La Chine, pays réputé centré sur lui-même, a donc selon les Portugais « conquis » l’Inde et marqué l’océan tout autour, à des milliers et des milliers de kilomètres de ses côtes, avant les Européens. Puis elle s’est retirée. Le mot « conquête » est un peu fort, mais cette histoire est avérée. Elle prend racine au moment de la chute de la dynastie mongole des Yuan, fin XIVème siècle, plus de 100 ans avant les épopées de Vasco de Gama et Colomb.
Né paysan, Zhu Yuanzhang est le général rebelle qui, en 1368, prend le contrôle du centre décisionnel des Yuan, à savoir la ville de Pékin, que les Mongols appellent Dadu. Fondateur de la dynastie des Ming, il règne 30 ans. C’est l’ère Hongwu. Il tente déjà, entre autres tâches, de renouer des relations avec ses voisins depuis la nouvelle capitale, son fief de Nankin.
À sa mort, son petit-fils lui succède, ouvrant l’ère Jianwen. Mais cette dernière sera de courte durée. Car l’un des fils de Hongwu, jusqu’ici chargé de la défense de l’ex-capitale Yuan, dépose son neveu. Intronisé au tout début du XVème siècle à Nankin, feu le prince Zhu Di ouvre l’ère Yongle. Il a une soif insatiable de légitimité et de prestige.
Sur le continent, il parachève le Grand Canal. Dans le Nord, on lui attribue la Grande Muraille sous sa forme actuelle. À Pékin, ville où il a écrit sa légende et dont il fait de nouveau la capitale, il ordonne la construction de la Cité interdite. Et sur les mers, c’est lui qui va projeter l’empire dans une vaste aventure à travers le grand « océan de l’Ouest ». Pour l’État chinois, plurimillénaire, c’est sans équivalent.
Portrait de l'empereur Yongle/Chenzu. (Source : Wikimedia Commons)
Portrait de l'empereur Yongle/Chenzu. (Source : Wikimedia Commons)
Dès ses débuts, le troisième empereur de la dynastie Ming est dédaigné par les confucéens, qui lui reprochent son violent coup d’État et son ambition volontariste. Nombre d’entre eux le boudent, et son projet de rassembler une impressionnante encyclopédie littéraire, la Yongle dadian, ne suffit guère à les amadouer.
Yongle s’entoure d’eunuques fidèles, une « caste » que son père avait tenté d’écarter du pouvoir sans y parvenir vraiment. Ces derniers seront de tous les projets que les confucéens désapprouvent ou dénigrent. Le préféré de l’empereur s’appelle Zheng He : il est surintendant de l’office des eunuques.
* « Zheng He, héros ethnique des Hui ou musulmans chinois », Françoise Aubin dans Zheng He. Images & Perceptions, éditions Harrassowitz Verlag, 2005.
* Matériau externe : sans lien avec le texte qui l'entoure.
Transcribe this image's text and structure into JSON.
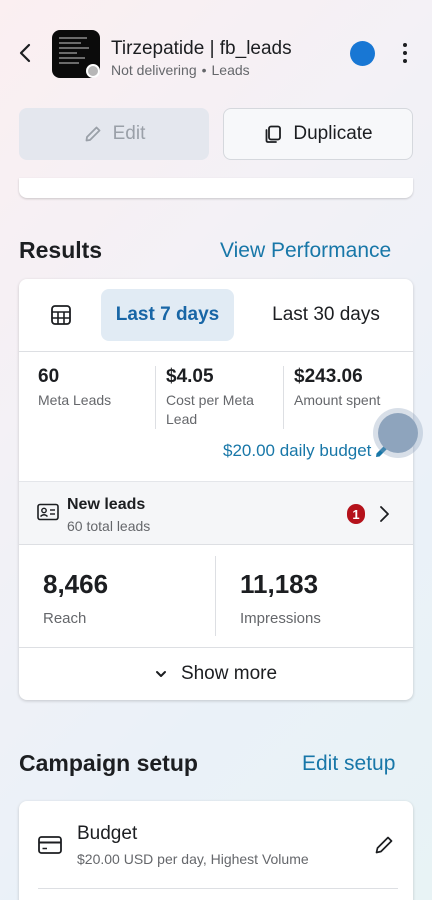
{
  "header": {
    "title": "Tirzepatide | fb_leads",
    "status": "Not delivering",
    "separator": "•",
    "objective": "Leads",
    "icons": {
      "back": "back-arrow-icon",
      "more": "more-vertical-icon",
      "profile": "profile-dot"
    },
    "colors": {
      "profile_dot": "#1877d4"
    }
  },
  "actions": {
    "edit_label": "Edit",
    "duplicate_label": "Duplicate"
  },
  "results": {
    "title": "Results",
    "view_performance": "View Performance",
    "tabs": [
      {
        "label": "Last 7 days",
        "active": true
      },
      {
        "label": "Last 30 days",
        "active": false
      }
    ],
    "metrics": [
      {
        "value": "60",
        "label": "Meta Leads"
      },
      {
        "value": "$4.05",
        "label": "Cost per Meta Lead"
      },
      {
        "value": "$243.06",
        "label": "Amount spent"
      }
    ],
    "budget_link": "$20.00 daily budget",
    "new_leads": {
      "title": "New leads",
      "subtitle": "60 total leads",
      "badge": "1"
    },
    "reach": {
      "value": "8,466",
      "label": "Reach"
    },
    "impressions": {
      "value": "11,183",
      "label": "Impressions"
    },
    "show_more": "Show more"
  },
  "campaign_setup": {
    "title": "Campaign setup",
    "edit_link": "Edit setup",
    "budget": {
      "title": "Budget",
      "subtitle": "$20.00 USD per day, Highest Volume"
    }
  },
  "colors": {
    "accent_link": "#1877a8",
    "active_tab_bg": "#e1ebf4",
    "badge": "#b5121b"
  }
}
Zheng He serait né vers 1371 au Yunnan (nord du Vietnam), dans une famille musulmane nommée Ma*. Son père a effectué le pèlerinage à La Mecque. Il a 11 ans, lorsqu’en 1382, la nouvelle dynastie de Hongwu conquiert sa région. Il subit la castration avant d’être placé au service du prince Zhu Di, qu’il accompagne dans ses succès contre les Mongols à Pékin, et dans sa prise de pouvoir à Nankin.
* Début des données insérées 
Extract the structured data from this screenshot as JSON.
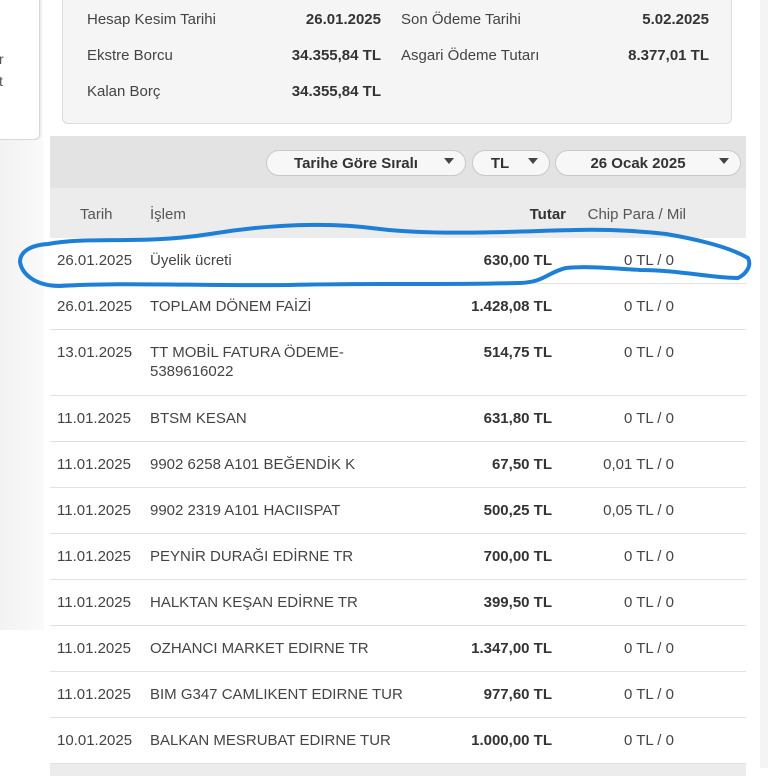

*Le dragon de lumière. Les grandes expéditions des Ming au début du XVème siècle, Dominique Lelièvre, éditions France-Empire, 1996. Auteur également de Voyageurs chinois à la découverte du monde, aux éditions Olizane (2014) et de La transmission du savoir profane d’Alexandrie à la Chine jusqu’au XIXème siècle, éditions L’Harmattan (2018).
Des archives familiales lui attribuent une haute taille, une belle corpulence et une voix aussi sonore qu’une cloche*. À la fin du coup d’État, pudiquement appelé « guerre de succession », le nouveau Fils du Ciel lui confère, en 1404, au premier jour de l’année chinoise, le nom de Zheng. Peut-être aussi le prénom He. Il est nommé grand amiral d’une flotte de haute mer dont il va superviser la constitution.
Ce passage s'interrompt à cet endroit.